Zoar, a village of Lawrence township, Tuscarawas co., Ohio, on the left bank of Tuscarawas river and the Ohio canal, 2½ m. N. of the Tuscarawas branch of the Cleveland and Pittsburgh railroad, 90 m. E. N. E. of Columbus, and 65 m. S. by E. of Cleveland; pop. in 1870, 326. The village was settled in 1817 by a com: munity of German immigrants from Würtemberg, under the principal leadership of Joseph M. Bimeler (originally Bäumeler), who died in 1853. They were incorporated in 1833, under the title of " The Society of Separatists of Zoar, O.," and are commercially known as the Zoar society. The system of the society is based on a community of property, with a board of three trustees for its commercial management, and a special committee of five members for its central (interior) government, elected by ballot annually. The tract of land now held is about 7,300 acres.

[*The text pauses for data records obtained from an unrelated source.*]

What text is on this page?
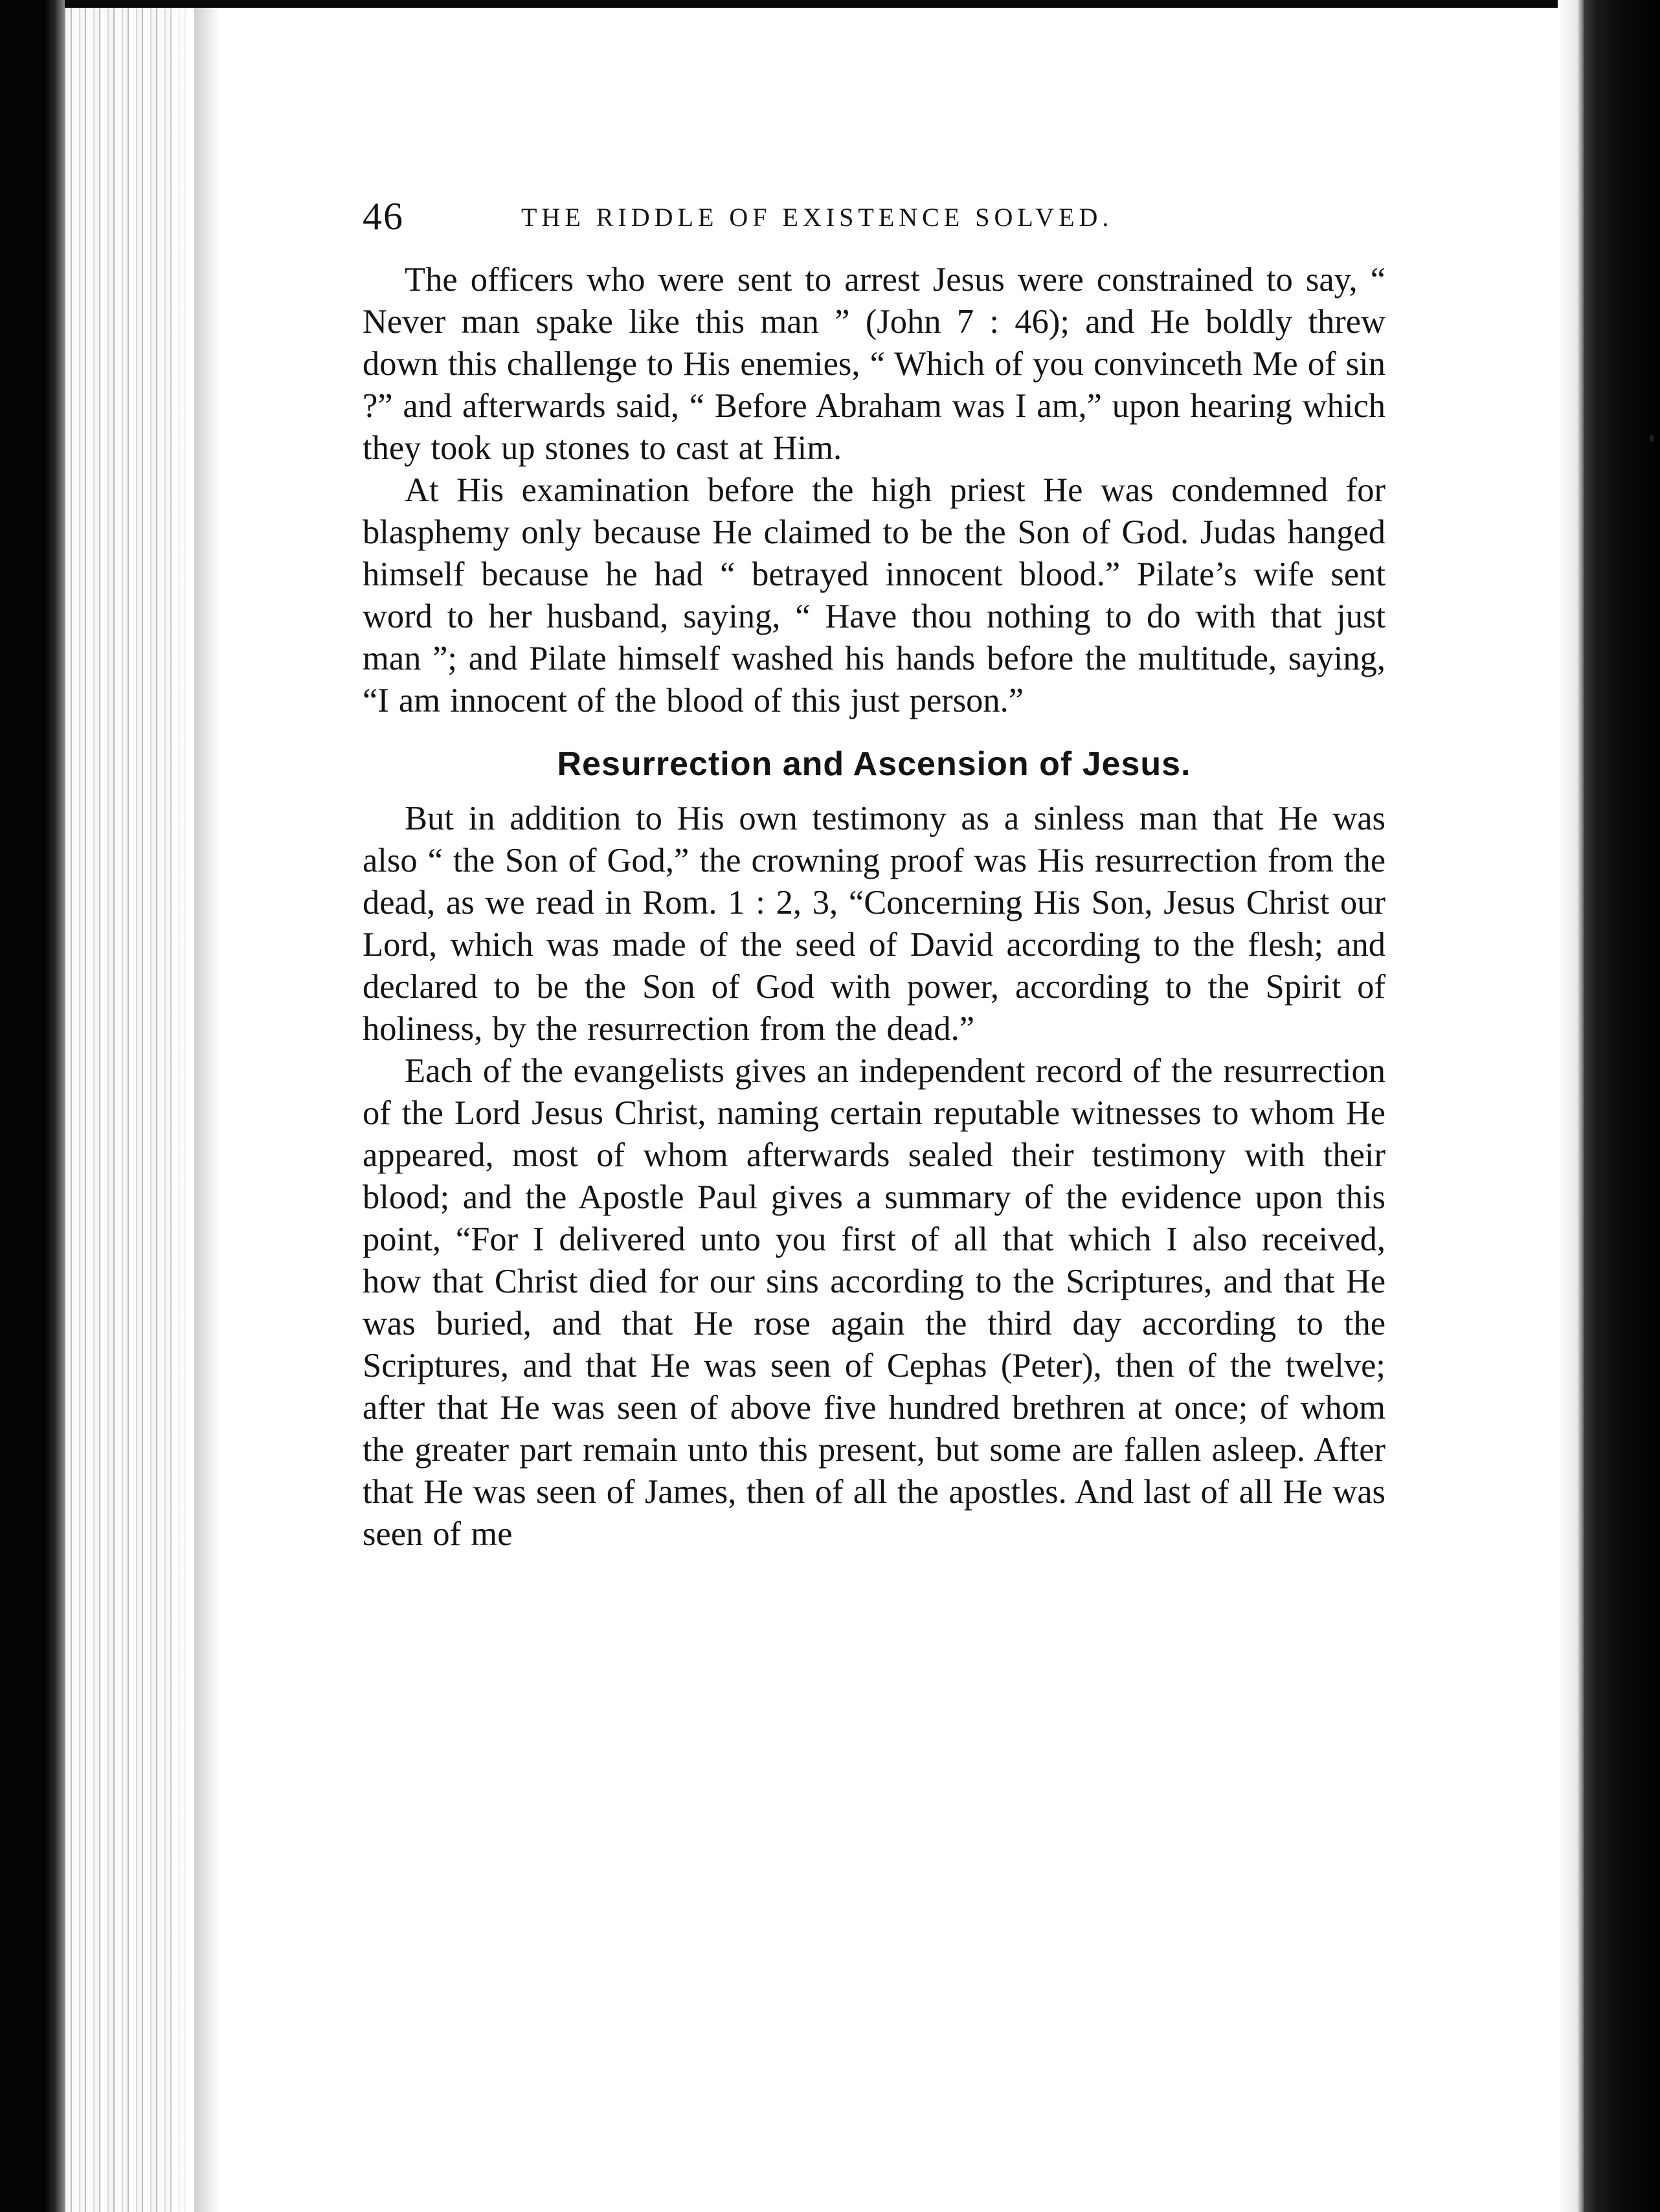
46	THE RIDDLE OF EXISTENCE SOLVED.

The officers who were sent to arrest Jesus were constrained to say, “ Never man spake like this man ” (John 7 : 46); and He boldly threw down this challenge to His enemies, “ Which of you convinceth Me of sin ?” and afterwards said, “ Before Abraham was I am,” upon hearing which they took up stones to cast at Him.

At His examination before the high priest He was condemned for blasphemy only because He claimed to be the Son of God. Judas hanged himself because he had “ betrayed innocent blood.” Pilate’s wife sent word to her husband, saying, “ Have thou nothing to do with that just man ”; and Pilate himself washed his hands before the multitude, saying, “I am innocent of the blood of this just person.”

Resurrection and Ascension of Jesus.

But in addition to His own testimony as a sinless man that He was also “ the Son of God,” the crowning proof was His resurrection from the dead, as we read in Rom. 1 : 2, 3, “Concerning His Son, Jesus Christ our Lord, which was made of the seed of David according to the flesh; and declared to be the Son of God with power, according to the Spirit of holiness, by the resurrection from the dead.”

Each of the evangelists gives an independent record of the resurrection of the Lord Jesus Christ, naming certain reputable witnesses to whom He appeared, most of whom afterwards sealed their testimony with their blood; and the Apostle Paul gives a summary of the evidence upon this point, “For I delivered unto you first of all that which I also received, how that Christ died for our sins according to the Scriptures, and that He was buried, and that He rose again the third day according to the Scriptures, and that He was seen of Cephas (Peter), then of the twelve; after that He was seen of above five hundred brethren at once; of whom the greater part remain unto this present, but some are fallen asleep. After that He was seen of James, then of all the apostles. And last of all He was seen of me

The village is pleasantly situated on a moderately inclined plane, and contains a meeting house, a good school building and well conducted school, a public garden with greenhouse, a general store, a commodious hotel, a woollen factory, tannery, planing works, tin, wagon, blacksmith, cabinet, carpenter, and saddlery shops, bakery, dairy, etc.

The principal business of the society is general farming, with raising and breeding of live stock. - See "The Communistic Societies of the United States," by Charles Nordhoff (New York, 1875).